David Lean is considered a master filmmaker because of such movies as "The Bridge on the River Kwai," "Lawrence of Arabia" and "Doctor Zhivago." But he was a master long before those epics, as anyone who has seen his 1954 "Hobson's Choice" would know.
This black-and-white English comedy, set in the 1890s, stars Charles Laughton as Hobson, the drunken, arrogant proprietor of a prosperous village boot store. The plot is triggered by his effort to keep his three daughters from marrying because they are more valuable to him as unpaid housekeepers and store clerks.
But the eldest daughter (Brenda de Banzie), who seems destined to become an old maid, outwits her father. She persuades his best cobbler (John Mills) to marry her, and they set up a competing boot store that rapidly begins to put her father out of business. This fairy tale with Dickensian overtones unfolds so cleverly and amusingly that you feel like cheering when these underdogs force Hobson to his choice.

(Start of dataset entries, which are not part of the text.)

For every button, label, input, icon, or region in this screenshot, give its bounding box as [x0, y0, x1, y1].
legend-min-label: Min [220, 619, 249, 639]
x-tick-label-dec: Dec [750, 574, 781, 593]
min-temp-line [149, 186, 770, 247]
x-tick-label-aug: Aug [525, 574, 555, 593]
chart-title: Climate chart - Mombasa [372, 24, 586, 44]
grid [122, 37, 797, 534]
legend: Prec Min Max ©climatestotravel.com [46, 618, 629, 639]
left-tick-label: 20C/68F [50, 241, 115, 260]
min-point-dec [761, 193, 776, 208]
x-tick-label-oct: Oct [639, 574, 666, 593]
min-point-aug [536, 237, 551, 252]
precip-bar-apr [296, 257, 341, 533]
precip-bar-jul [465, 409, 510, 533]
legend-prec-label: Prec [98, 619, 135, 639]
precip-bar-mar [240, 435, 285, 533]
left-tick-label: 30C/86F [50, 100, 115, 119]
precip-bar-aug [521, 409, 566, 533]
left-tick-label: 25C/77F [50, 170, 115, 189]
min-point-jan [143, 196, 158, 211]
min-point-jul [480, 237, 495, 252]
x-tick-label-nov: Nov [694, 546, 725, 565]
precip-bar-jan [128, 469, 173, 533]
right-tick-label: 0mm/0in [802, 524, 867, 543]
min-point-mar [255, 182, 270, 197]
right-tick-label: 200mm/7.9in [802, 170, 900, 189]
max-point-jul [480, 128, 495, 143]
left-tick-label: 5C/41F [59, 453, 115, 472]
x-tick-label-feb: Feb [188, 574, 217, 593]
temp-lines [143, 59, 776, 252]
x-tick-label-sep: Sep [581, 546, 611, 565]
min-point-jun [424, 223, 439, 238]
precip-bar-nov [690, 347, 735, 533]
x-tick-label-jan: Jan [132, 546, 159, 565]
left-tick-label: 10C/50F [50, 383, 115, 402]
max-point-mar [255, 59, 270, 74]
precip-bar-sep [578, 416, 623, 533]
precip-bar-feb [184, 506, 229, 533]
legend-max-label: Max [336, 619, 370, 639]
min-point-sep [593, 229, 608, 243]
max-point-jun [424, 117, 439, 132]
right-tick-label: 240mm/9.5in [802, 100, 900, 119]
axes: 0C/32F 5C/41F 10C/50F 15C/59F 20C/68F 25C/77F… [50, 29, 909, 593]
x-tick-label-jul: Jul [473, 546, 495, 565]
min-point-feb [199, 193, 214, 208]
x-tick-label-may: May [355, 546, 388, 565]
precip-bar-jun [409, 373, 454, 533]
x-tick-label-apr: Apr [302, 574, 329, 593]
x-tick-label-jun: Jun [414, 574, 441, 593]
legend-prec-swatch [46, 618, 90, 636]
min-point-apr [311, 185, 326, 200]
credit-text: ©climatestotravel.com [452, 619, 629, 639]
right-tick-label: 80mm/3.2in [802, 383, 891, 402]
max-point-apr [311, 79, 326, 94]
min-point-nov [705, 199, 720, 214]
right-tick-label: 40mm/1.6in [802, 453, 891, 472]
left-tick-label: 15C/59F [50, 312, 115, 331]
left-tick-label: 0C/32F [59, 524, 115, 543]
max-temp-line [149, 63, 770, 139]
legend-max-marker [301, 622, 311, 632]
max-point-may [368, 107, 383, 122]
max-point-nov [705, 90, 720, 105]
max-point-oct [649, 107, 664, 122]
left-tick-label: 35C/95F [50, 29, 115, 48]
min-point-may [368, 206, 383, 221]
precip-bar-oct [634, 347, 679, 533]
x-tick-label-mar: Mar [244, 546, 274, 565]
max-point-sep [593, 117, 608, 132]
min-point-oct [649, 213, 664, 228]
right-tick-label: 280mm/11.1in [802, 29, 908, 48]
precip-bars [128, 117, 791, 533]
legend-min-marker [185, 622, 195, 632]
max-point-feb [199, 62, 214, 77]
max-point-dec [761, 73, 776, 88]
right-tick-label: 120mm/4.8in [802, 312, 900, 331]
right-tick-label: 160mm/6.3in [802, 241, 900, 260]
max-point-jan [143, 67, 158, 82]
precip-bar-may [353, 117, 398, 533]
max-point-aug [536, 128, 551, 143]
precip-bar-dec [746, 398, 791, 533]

Although Laughton's drunk scenes are wildly hilarious, the chief pleasure is watching the transformation of de Banzie and Mills from a Plain Jane and Mister Meek to a successful team, both as business partners and as a love match.
Together with Lean's fluid storytelling style, they make this intimate and endearing period piece a consummate family entertainment.
"Hobson's Choice" (1954), directed by David Lean. Based on a Harold Brighouse play. 107 minutes. Not rated.